Seine Geschichte ist wieder keine richtige Geschichte, sondern nur ein Auszug aus einem längeren Werk. Nun, das ist ja gut gemeint, aber auch ein bisschen ärgerlich, wenn man doch jetzt wissen möchte, wie es weitergeht.
Die Story selbst kam mir wie eine Fortführung des Gedankens von Clockwork Orange - mit anderen Mitteln - vor. Konventioneller erzählt, als ich mir gedacht hätte, wenn ich mir seine Foto-Sachen so anschaue.
Ach, und dann gibt es tatsächlich noch eine mehrseitige Fotostory von Brain Deatt - genau in dem Ambiente, wie oben angedeutet. Fein!
Was noch? Zeichnungen, eine Seite Comic, Ein zweiteiliger Text, 1. Teil ein Gedicht, 2. Teil Prosa über das, was einen König bei Bettlern ausmacht. Ganz wenig Rezensionen, aber zu englischen Texten. Interessant, ja, aber hier hätte ich mir gern mehr gewünscht.
Dann gibt es noch ein Interview mit einem Wissenschaftlicher, der sich tatsächlich mit dem Thema Transhumanismus auseinandersetzt. Wow! Sehr gut!

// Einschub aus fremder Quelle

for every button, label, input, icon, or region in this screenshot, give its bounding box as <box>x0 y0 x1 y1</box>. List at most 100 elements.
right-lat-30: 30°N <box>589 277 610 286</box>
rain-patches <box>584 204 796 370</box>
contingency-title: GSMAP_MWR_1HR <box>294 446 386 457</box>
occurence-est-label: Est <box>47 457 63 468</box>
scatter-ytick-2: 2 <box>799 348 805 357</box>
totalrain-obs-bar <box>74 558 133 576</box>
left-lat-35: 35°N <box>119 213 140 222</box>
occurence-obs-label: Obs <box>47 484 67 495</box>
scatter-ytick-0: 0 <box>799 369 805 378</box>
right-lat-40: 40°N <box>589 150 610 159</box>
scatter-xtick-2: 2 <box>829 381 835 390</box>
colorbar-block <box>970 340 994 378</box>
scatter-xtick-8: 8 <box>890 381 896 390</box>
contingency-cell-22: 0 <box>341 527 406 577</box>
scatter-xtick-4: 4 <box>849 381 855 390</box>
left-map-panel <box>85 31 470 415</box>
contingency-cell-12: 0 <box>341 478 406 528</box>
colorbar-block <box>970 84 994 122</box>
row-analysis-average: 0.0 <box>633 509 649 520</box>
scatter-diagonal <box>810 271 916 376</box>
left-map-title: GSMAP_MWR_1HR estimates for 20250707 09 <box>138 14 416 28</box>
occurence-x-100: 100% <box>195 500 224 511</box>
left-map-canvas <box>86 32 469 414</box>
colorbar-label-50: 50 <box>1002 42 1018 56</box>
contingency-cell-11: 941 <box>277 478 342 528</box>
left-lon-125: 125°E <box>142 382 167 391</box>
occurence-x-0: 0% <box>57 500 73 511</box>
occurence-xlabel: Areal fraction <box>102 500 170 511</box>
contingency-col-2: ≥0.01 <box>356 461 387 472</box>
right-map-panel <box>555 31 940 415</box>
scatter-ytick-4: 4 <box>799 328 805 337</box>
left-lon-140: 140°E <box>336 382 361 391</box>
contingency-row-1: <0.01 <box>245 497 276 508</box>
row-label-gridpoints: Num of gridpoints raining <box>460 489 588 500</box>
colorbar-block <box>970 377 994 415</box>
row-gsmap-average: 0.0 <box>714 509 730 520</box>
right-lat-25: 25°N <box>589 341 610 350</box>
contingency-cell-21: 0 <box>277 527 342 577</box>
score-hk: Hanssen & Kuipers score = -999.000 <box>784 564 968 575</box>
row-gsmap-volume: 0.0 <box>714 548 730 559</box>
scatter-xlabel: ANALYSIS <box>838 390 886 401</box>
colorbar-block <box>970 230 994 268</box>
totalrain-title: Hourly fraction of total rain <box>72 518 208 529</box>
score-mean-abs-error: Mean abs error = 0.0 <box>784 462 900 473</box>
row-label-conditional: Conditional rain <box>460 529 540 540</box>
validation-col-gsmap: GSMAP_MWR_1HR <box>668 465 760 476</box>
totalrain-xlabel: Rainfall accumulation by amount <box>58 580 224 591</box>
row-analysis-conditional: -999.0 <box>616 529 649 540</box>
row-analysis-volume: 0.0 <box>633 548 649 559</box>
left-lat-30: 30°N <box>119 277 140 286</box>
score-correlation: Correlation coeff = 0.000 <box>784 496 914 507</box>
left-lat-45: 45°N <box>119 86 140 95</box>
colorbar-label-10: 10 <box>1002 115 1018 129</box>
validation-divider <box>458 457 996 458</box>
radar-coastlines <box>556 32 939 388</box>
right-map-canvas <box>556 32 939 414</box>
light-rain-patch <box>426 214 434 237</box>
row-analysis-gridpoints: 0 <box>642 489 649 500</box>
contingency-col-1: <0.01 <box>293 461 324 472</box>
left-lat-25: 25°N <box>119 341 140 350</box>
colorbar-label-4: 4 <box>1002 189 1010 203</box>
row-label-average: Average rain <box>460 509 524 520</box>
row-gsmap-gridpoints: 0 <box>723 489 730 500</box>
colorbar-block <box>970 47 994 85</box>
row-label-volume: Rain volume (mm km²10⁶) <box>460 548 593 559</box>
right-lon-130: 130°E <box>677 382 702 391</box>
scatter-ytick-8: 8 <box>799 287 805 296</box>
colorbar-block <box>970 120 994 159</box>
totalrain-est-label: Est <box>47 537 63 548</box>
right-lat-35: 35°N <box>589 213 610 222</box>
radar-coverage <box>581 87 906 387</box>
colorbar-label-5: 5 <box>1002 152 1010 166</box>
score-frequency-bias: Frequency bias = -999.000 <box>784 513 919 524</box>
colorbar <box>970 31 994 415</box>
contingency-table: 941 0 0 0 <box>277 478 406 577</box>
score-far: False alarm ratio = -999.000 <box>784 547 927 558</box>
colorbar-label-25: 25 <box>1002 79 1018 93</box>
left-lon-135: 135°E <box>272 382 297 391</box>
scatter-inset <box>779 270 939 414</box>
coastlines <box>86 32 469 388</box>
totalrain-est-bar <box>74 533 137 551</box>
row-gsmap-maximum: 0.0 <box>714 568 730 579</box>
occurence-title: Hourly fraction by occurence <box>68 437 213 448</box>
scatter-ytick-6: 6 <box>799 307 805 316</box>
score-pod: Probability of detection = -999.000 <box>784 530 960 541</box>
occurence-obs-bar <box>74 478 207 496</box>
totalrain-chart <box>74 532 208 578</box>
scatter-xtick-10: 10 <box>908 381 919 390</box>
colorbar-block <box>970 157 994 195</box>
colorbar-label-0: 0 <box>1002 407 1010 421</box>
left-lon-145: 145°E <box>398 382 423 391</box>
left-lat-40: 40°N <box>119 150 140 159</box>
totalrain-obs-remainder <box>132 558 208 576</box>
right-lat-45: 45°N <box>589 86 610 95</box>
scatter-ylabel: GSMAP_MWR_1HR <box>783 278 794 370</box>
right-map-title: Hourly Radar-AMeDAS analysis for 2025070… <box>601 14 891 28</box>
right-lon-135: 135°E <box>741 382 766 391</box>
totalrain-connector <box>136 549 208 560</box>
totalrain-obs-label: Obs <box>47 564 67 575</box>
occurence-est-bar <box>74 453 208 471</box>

Auch wenn das Heft vieles nur anreißt, wo ich mir oftmals mehr Vertiefung gewünscht habe (aber was darf ich schon wünschen, kann ich mit dem NEUEN STERN mehr ausrichten? Eher kaum), ist es eine großartige Ergänzung zum phantastischen Mainstream. Irgendwie erschient mir IF wie ein Paralleluniversum - in sich konsistent, eigenständig, aber auch abgeschirmt von anderen SF-Fan-Universen die so durch die gegenwärtige Galaxis schwirren - aber dieser isolationistische Eindruck, der sich mir aufdrängt, mag ja ein subjektiver sein. Mein NEUER STERN ist ja auch so eine eigenständige Welt (die ich aber immer gern für andere Welten öffne - ja, ist als Aufforderung gemeint!) Dies wünsche ich IF auch!
Eine sehr enthusiastische Besprechung!